Background: Management of pneumothorax has traditionally been tube thoracostomy and -20 cm H2O suction. The purpose of our study was to determine if underwater seal in iatrogenic and spontaneous pneumothoraces is safe and efficacious and if small-caliber chest tubes are appropriate for routine use in pneumothorax.
Study design: From April 2001 through October 2003 patients with iatrogenic or spontaneous pneumothorax were enrolled in this prospective, randomized trial. Small-bore catheters were inserted. Initial management was 1 hour -20 cm H2O suction, chest radiography, and randomization into -20 cm H2O suction, -10 cm H2O suction, or underwater seal. Tubes were discontinued at 48 hours if there were no pneumothoraces and no air leaks. Those with air leaks and recurrent pneumothoraces persisting 5 days underwent pleurodesis. The primary end point was successful chest tube removal at 48 hours. The secondary end point was need for pleurodesis.
Results: Twenty-nine patients were analyzed. Seven were randomized to -20 cm H2O suction, 11 to -10 cm H2O suction, and 11 to underwater seal. Most (59%, 17 of 29) chest tubes were successfully removed 48 hours after placement: 57% (4 of 7) after -20 cm H2O suction, 73% (8 of 11) after -10 cm H2O suction, and 45% (5 of 11) after underwater seal (p = 0.48). Seven (24%) required pleurodesis: 29% (2 of 7) after -20 cm H2O suction, 27% (3 of 11) after -10 cm H2O suction, and 18% (2 of 11) after underwater seal (p = 0.70).

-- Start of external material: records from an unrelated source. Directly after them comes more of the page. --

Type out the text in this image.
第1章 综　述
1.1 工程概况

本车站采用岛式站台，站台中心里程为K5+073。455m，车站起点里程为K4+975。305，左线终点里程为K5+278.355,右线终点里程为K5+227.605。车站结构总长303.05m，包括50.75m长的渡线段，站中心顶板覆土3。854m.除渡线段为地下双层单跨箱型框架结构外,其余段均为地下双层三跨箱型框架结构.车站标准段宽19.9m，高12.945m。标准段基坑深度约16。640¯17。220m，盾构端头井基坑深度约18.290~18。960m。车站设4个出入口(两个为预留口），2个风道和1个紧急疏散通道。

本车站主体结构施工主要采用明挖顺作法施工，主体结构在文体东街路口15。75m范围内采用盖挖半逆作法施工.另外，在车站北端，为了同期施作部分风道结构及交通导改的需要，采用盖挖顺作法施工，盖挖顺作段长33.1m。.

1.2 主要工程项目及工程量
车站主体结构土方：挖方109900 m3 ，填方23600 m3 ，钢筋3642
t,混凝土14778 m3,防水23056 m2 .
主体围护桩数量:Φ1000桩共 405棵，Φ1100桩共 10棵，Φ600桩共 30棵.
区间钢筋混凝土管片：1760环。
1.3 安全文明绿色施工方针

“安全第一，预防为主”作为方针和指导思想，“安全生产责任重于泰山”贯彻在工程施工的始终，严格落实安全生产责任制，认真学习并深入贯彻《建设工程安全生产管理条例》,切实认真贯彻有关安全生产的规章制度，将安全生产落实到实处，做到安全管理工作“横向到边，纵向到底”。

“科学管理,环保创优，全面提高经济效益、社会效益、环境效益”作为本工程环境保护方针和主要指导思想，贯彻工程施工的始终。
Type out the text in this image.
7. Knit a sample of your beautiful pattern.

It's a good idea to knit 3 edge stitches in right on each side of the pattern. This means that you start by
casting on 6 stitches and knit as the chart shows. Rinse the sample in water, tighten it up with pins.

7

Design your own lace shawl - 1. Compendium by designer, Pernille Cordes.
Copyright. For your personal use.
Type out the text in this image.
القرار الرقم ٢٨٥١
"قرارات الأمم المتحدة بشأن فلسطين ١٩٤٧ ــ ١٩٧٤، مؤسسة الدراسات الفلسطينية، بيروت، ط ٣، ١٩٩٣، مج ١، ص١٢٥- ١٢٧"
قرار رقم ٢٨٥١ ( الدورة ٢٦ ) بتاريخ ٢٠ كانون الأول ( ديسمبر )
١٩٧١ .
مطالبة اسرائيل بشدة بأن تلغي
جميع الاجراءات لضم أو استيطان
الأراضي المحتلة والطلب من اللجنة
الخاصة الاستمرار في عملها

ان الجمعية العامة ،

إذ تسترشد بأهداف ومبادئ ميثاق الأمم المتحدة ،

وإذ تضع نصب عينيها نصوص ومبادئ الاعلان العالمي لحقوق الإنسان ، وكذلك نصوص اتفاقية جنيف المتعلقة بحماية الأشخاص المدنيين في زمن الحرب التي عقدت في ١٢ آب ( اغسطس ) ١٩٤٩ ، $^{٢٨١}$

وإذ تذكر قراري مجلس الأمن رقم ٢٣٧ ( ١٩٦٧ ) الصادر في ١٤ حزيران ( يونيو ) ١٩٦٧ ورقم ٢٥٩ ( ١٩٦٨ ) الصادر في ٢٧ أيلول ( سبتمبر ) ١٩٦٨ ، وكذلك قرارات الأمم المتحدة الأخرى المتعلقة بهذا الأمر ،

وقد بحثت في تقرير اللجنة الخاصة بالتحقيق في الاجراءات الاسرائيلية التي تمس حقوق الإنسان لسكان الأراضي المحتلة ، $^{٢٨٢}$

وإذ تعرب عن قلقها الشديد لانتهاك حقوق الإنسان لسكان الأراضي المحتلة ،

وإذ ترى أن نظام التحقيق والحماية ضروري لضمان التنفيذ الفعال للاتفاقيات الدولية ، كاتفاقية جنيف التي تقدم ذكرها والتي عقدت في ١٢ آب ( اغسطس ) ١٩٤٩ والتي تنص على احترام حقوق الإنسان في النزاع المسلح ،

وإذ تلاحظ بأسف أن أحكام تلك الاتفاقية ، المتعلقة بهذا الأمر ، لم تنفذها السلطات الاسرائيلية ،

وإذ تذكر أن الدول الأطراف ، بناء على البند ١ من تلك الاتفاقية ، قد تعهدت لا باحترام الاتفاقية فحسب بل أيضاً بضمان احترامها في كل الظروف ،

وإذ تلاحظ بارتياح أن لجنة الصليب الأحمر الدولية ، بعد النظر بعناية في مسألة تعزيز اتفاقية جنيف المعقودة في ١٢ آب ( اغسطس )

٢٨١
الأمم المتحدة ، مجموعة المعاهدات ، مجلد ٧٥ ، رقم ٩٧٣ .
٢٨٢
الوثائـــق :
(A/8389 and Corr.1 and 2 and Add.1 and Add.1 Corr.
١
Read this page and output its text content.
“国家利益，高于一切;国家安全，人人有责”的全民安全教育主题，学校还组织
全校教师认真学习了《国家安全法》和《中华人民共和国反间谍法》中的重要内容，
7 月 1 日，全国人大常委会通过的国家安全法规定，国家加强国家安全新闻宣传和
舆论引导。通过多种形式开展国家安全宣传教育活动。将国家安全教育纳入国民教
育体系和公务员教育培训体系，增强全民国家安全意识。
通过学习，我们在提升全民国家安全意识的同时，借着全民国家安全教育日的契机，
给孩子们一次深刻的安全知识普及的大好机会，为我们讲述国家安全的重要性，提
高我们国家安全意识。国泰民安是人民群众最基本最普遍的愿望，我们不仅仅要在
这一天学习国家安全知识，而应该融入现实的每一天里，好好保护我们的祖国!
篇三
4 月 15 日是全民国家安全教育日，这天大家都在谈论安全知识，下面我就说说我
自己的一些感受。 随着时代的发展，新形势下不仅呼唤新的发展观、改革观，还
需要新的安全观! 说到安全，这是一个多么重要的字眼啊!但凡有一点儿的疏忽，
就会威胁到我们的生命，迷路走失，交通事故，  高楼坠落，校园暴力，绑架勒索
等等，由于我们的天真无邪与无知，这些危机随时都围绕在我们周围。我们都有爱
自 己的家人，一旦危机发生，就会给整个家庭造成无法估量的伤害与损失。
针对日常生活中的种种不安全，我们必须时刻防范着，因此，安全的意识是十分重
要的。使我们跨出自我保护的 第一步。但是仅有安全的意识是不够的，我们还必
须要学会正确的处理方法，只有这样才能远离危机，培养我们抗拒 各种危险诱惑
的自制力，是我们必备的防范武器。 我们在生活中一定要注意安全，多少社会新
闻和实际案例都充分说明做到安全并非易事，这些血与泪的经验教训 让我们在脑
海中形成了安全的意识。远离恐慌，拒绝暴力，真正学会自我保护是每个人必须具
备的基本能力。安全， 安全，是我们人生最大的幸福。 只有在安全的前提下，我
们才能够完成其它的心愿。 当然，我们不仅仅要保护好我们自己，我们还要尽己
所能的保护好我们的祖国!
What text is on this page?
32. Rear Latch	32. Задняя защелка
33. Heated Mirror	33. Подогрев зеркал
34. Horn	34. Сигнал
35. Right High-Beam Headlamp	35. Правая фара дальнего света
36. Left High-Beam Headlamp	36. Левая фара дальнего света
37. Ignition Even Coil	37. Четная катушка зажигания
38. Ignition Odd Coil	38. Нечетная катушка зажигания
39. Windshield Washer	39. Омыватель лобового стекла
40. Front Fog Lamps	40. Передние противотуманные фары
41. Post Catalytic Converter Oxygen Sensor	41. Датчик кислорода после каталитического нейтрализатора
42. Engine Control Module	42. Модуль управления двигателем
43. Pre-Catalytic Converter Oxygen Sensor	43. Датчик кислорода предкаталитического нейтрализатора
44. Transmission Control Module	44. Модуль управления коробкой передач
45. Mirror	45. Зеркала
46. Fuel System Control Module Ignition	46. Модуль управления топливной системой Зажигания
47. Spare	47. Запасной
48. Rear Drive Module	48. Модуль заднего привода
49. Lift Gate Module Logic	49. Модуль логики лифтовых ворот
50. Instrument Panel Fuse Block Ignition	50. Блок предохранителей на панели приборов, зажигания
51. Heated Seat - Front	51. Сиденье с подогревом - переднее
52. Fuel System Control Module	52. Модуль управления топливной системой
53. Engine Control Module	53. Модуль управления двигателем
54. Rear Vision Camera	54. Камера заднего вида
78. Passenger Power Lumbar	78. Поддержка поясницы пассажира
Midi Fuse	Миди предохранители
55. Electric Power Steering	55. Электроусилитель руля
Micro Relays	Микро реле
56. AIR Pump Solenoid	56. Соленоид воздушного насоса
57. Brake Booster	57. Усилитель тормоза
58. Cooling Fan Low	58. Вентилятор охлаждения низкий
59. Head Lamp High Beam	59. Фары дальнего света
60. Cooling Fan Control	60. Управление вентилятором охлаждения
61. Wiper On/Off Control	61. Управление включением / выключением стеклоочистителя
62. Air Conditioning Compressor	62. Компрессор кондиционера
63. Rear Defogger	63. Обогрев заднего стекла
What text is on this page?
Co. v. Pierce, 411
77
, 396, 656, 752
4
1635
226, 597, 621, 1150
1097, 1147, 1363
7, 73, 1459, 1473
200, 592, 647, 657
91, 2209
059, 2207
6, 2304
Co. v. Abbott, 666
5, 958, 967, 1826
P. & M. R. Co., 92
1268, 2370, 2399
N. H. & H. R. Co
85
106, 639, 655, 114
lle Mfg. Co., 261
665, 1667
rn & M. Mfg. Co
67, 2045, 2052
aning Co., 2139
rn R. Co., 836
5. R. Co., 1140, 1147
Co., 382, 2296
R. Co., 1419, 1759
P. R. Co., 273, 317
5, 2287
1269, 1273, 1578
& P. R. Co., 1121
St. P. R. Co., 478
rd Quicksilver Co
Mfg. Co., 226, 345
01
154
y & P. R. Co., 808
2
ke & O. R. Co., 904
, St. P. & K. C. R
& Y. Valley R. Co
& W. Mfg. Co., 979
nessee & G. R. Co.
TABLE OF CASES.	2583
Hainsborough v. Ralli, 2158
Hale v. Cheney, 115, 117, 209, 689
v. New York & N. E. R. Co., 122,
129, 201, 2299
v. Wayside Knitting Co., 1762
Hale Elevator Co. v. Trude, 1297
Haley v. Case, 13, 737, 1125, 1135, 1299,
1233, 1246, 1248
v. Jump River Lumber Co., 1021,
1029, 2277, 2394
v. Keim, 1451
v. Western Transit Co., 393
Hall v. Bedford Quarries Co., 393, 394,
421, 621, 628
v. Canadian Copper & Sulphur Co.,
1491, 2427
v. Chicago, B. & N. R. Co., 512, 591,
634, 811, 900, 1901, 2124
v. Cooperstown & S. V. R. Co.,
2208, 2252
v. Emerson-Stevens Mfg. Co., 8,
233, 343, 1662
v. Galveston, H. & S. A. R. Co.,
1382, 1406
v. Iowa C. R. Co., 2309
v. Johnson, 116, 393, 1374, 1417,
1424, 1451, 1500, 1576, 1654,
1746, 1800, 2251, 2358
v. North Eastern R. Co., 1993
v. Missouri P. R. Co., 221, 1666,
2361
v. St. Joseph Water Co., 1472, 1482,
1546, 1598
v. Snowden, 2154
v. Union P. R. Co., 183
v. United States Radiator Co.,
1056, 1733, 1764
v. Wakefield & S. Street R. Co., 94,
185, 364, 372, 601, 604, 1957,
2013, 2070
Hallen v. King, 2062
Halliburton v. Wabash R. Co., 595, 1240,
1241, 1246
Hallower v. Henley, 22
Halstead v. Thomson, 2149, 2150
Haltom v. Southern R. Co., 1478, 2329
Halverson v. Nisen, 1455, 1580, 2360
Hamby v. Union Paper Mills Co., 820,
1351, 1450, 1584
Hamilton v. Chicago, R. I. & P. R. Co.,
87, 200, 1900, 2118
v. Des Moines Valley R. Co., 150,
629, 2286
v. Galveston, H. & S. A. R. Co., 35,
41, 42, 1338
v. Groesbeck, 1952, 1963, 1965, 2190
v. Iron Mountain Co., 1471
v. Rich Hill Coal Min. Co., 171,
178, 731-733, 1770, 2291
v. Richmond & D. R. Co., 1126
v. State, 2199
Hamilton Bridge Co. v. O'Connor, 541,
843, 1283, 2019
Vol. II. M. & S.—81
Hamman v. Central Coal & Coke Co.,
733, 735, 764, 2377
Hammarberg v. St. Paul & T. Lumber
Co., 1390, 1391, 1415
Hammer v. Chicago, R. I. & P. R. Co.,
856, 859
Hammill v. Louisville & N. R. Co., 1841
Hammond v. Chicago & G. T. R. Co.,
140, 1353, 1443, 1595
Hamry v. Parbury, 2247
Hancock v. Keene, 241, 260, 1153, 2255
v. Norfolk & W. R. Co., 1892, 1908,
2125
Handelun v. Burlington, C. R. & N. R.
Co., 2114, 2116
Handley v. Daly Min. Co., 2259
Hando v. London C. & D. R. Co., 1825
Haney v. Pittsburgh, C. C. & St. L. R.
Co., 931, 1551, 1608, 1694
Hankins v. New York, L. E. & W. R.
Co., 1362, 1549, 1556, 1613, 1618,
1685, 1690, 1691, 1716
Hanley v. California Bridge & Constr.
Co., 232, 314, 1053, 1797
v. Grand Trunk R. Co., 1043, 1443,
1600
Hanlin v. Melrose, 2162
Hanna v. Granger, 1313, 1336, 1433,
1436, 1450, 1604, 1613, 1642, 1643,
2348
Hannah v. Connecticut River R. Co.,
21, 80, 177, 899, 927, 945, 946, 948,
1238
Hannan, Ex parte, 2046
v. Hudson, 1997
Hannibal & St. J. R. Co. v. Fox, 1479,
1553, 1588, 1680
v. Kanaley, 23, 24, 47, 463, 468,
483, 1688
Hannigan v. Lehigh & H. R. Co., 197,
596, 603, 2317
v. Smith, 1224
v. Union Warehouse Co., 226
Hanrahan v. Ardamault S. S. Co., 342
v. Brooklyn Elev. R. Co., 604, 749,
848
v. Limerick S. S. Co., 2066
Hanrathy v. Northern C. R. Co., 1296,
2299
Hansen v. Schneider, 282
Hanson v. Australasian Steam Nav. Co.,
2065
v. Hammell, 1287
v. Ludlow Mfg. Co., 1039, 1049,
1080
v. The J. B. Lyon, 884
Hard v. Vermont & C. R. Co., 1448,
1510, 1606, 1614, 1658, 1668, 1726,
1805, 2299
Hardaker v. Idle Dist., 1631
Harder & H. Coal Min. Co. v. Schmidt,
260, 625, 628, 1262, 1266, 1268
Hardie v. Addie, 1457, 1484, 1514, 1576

Conclusions: Early underwater seal appears to be safe for treating iatrogenic and spontaneous pneumothoraces. It can achieve comparable frequencies of early chest tube removal and avoidance of operation compared with traditional management. A larger, multi-institutional study should be performed to demonstrate that pneumothorax treatment can effectively incorporate small-caliber tubes and underwater seal.